There is an old Dutch saying that intends to remind people that trust takes time to build, but is quickly lost.

Vertrouwen komt te voet en gaat te paard.

Johan Thorbecke (1798 – 1872) – Dutch liberal statesman and one of the most important Dutch politicians of the 19th century. Thorbecke was almost single-handedly responsible for drafting the revision of the Constitution of the Netherlands, giving less power to the king and more to the States General, and guaranteeing more religious, personal, and political freedom to the people (Source: Wikipedia).

I had to think of this saying when reading an article in The Economist about the two key factors that shape consumers’ views of companies. According to Rupert Younger of the Saïd Business School at the University of Oxford, those two key factors are capability and character.

A company’s capability is determined by the quality of its products or services. A company’s character is determined by how it handles customer complaints and disputes. What’s more, research suggests that “people and organisations alike tend to be judged by the worst thing they do”.

I shared these insights with my sister, who is the founder and CEO of Lindy’s Patisserie and relies heavily on marketing through social media channels.

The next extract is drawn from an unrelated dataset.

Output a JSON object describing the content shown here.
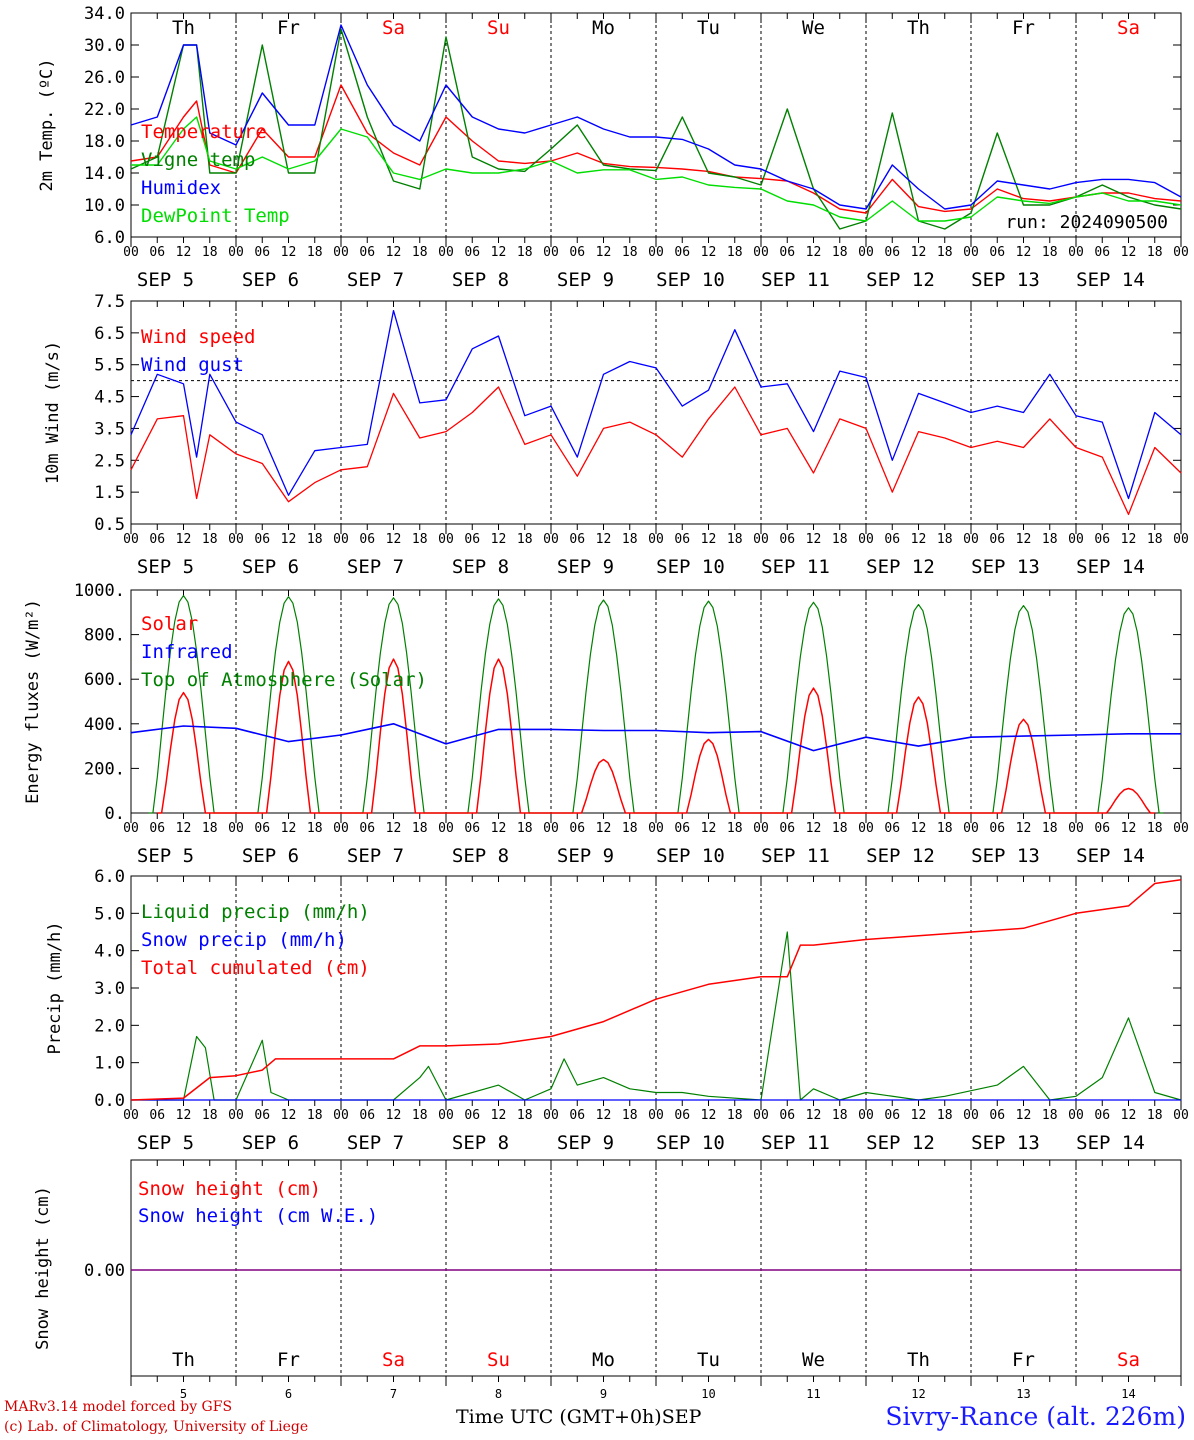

I say marketing, but it is actually more than that. Lindy’s team is actively engaging with customers and followers, responding to comments on Instagram and Facebook. At some point in time, she will undoubtedly have to deal with customers that express complaints through those same channels or possibly even social media trolls who are just being disruptive for the fun of it. When confronted with this, it is important that you stay calm, friendly, and professional in your response.

Trust has to be carefully established by consistently demonstrating the ‘right character’. RentItems, a startup I’m on the advisory board of, hired a Chief Experience Officer to ensure customers have a great experience and issues are handled with dedication and care. It underlines how important it is in today’s business environment, where everything is being reviewed, rated, and ‘starred’, to excel in customer service.

Thorbecke’s saying that “trust arrives on foot and leaves on horseback” was true in the 19th century and even more true today.


  • The Economist, August 8th 2020. Bartleby: Called to account.